Color Harmony or Color Theory is also considered a principle through the application of the design element of color.

Variety
Variety (also known as alternation) is the quality or state of having different forms or types. The differences which give a design visual and conceptual interest: notably use of contrast, emphasis, difference in size and color.[2]



Balance
Balance is arranging elements so that no one part of a work overpowers, or seems heavier than any other part. The three different kinds of balance are symmetrical, asymmetrical, and radial. Symmetrical (or formal) balance is when both sides of an artwork, if split down the middle, appear to be the same. The human body is an example of symmetrical balance. The asymmetrical balance is the balance that does not weigh equally on both sides. Radial balance is equal in length from the middle. An example is the sun.[2]

Contrast
Contrast is created by using elements that conflict with one another. Often, contrast is created using complementary colors or extremely light and dark values. Contrast creates interest in a piece and often draws the eye to certain areas.[2]

Proportion
Proportion is a measurement of the size and quantity of elements within a composition. In ancient arts, proportions of forms were enlarged to show importance. This is why Egyptian gods and political figures appear so much larger than common people.
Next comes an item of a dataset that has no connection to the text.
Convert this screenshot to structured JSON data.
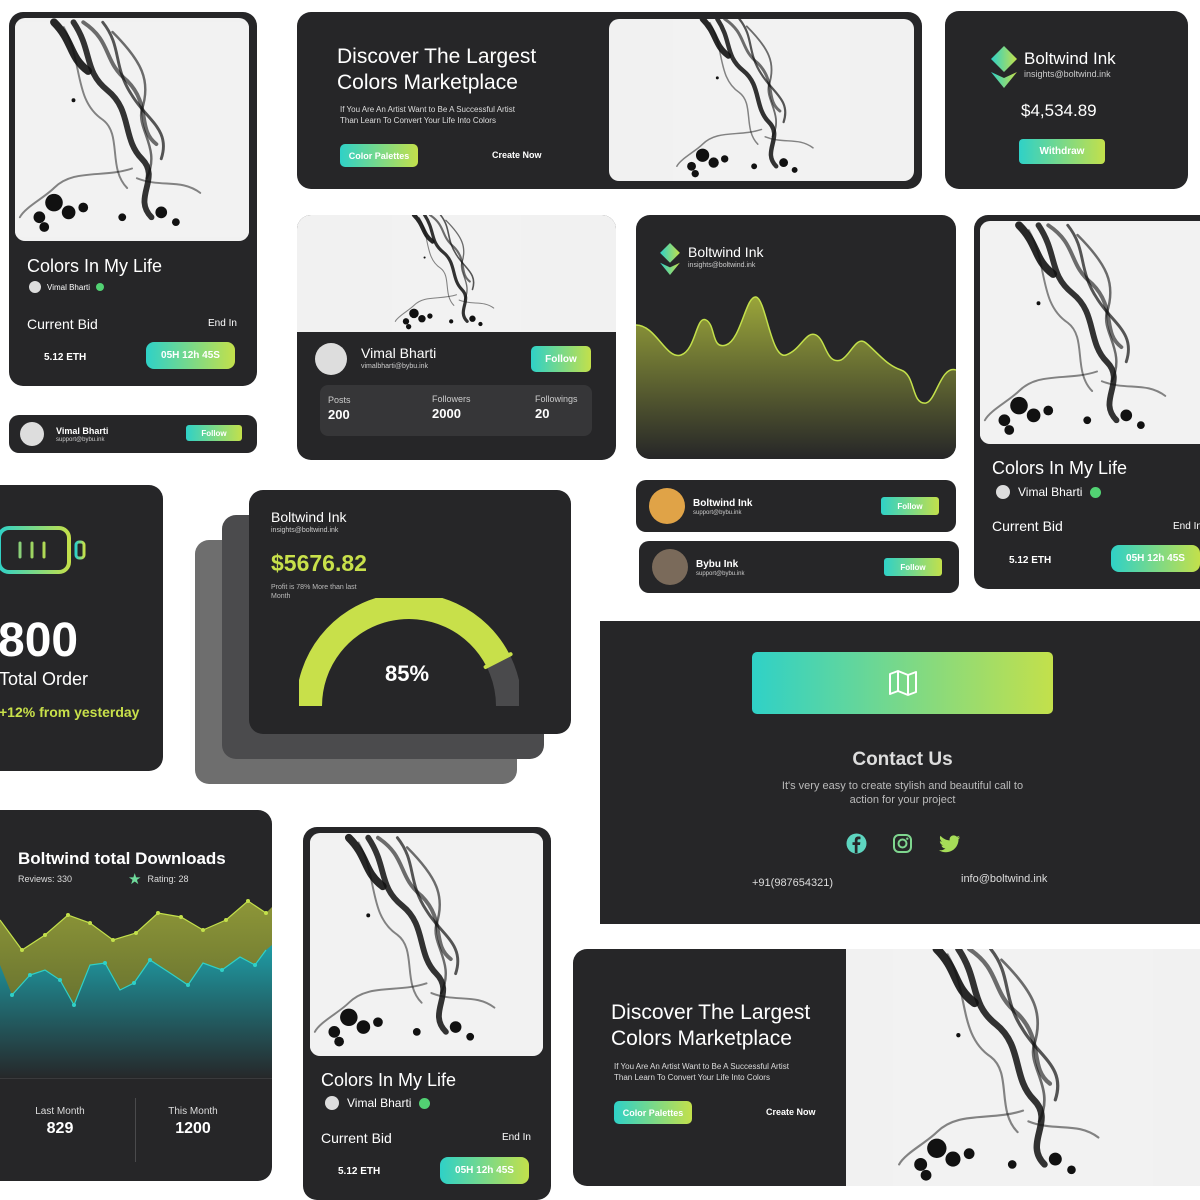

The ancient Greeks found fame with their accurately-proportioned sculptures of the human form. Beginning with the Renaissance, artists recognized the connection between proportion and the illusion of 3-dimensional space.

Pattern/Rhythm
Pattern and rhythm (also known as repetition) is showing consistency with colors or lines. Putting a red spiral at the bottom left and top right, for example, will cause the eye to move from one spiral, to the other, and everything in between. It is indicating movement by the repetition of elements. Rhythm can make an artwork seem active.[2]